Prime Minister Hun Sen warned voters participating in the upcoming national elections in July that if they fail to keep his Cambodian People’s Party in power, he will cancel planned development projects.
Speaking to approximately 4,000 students, villagers and Buddhist monks at the groundbreaking ceremony for a road-widening project on National Road 6A in Kampong Cham province, he also said that a loss could put at risk even the tools and supplies that the CPP contributes to the populace.
In particular, he placed several ongoing bridge projects in Stung Treng and Koh Kong provinces as well as the capital’s Chroy Changva II bridge on the post-election chopping block.
“I am sure that if people no longer need me … I have no reason to help you [people] in the future, but I believe that people will not give up existing achievement within their hands as the opposition party has never done anything for people,” he said.
Son Chhay, an opposition lawmaker speaking on behalf of the newly formed Cambodia National Rescue Party, called the comments in the speech a scare tactic intended to garner more votes.
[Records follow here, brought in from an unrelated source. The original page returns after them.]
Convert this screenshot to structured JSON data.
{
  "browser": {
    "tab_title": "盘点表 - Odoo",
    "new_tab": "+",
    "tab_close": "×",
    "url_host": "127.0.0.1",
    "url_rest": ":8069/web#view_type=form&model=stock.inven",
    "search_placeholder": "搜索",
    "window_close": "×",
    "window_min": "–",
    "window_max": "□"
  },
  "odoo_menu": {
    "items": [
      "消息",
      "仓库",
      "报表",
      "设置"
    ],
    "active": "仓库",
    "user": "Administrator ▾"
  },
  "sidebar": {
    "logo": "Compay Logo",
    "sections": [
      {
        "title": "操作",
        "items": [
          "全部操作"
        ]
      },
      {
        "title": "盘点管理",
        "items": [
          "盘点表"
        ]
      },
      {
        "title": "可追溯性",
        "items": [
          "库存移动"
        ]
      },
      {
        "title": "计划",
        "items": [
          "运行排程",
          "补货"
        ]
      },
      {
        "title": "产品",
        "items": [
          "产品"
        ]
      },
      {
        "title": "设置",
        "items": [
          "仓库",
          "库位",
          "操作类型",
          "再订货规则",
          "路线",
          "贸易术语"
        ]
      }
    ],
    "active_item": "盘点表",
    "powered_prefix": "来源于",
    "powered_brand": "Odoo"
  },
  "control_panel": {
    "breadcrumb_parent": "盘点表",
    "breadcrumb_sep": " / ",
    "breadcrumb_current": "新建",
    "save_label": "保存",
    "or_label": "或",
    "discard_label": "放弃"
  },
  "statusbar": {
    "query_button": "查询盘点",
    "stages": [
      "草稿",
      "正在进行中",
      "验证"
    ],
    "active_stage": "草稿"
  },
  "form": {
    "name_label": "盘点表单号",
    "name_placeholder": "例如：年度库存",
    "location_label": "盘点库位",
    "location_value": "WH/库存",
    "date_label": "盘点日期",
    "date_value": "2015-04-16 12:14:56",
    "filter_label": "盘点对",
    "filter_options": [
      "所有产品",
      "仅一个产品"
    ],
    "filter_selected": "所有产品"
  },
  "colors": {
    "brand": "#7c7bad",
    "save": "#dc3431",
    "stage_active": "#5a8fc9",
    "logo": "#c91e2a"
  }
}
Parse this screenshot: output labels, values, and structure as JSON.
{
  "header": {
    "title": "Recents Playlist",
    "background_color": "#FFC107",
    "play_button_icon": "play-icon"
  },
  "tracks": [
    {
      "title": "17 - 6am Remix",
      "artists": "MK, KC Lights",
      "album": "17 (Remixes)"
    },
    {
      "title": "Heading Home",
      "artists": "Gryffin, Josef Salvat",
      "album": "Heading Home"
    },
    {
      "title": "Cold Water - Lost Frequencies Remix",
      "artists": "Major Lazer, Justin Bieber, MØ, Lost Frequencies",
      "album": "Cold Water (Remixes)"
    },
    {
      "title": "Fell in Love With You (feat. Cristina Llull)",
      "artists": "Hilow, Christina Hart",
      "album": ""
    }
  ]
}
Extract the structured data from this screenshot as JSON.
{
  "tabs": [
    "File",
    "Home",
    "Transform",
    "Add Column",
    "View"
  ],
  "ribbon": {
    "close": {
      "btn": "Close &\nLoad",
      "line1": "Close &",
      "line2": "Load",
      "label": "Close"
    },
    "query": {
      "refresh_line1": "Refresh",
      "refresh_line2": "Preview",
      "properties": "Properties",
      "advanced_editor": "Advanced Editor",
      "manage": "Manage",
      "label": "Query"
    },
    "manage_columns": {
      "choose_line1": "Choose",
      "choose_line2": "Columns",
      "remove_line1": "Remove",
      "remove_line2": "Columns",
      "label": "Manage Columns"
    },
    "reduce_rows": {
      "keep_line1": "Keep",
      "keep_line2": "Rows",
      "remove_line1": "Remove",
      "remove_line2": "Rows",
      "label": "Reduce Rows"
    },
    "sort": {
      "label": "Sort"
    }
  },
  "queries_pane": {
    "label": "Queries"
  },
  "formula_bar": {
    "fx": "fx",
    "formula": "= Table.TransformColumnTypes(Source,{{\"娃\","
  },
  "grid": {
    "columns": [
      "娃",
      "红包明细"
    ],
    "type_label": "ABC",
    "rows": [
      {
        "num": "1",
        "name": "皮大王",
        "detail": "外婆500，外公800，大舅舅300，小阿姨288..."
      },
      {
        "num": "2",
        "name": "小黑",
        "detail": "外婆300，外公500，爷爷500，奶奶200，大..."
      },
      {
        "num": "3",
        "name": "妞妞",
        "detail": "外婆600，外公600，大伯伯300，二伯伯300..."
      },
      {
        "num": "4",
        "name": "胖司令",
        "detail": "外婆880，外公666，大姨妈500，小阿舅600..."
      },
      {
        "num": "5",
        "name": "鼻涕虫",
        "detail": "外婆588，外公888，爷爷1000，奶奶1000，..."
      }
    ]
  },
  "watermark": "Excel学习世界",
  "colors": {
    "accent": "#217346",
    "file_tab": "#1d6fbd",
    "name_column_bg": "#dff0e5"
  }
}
He added that he had never heard of a single government that froze development projects in response to a shift in power.
“In general, there is no country in the world that cancels its existing government projects if it loses in an election, and the message made by premiere just intimidates voters,” Chhay said.
If the Cambodia National Rescue Party were to take control, he said officials would take a look at existing projects to ensure all of them are being carried out transparently.
Lao Mong Hay, an independence political analyst, agreed with Chhay, and said that a change in leadership would probably not result in a mass cancellation of construction work.
“This is a threat and intimidation. It looks too stupid to cancel the existing national development project [when you lose in an election],” Mong Hay said.
Koul Panha, executive director of local election monitor the Committee for Fair and Free Elections in Cambodia, said it was not unexpected in the run-up to an election for parties to start pushing their political platforms and advertising their achievements.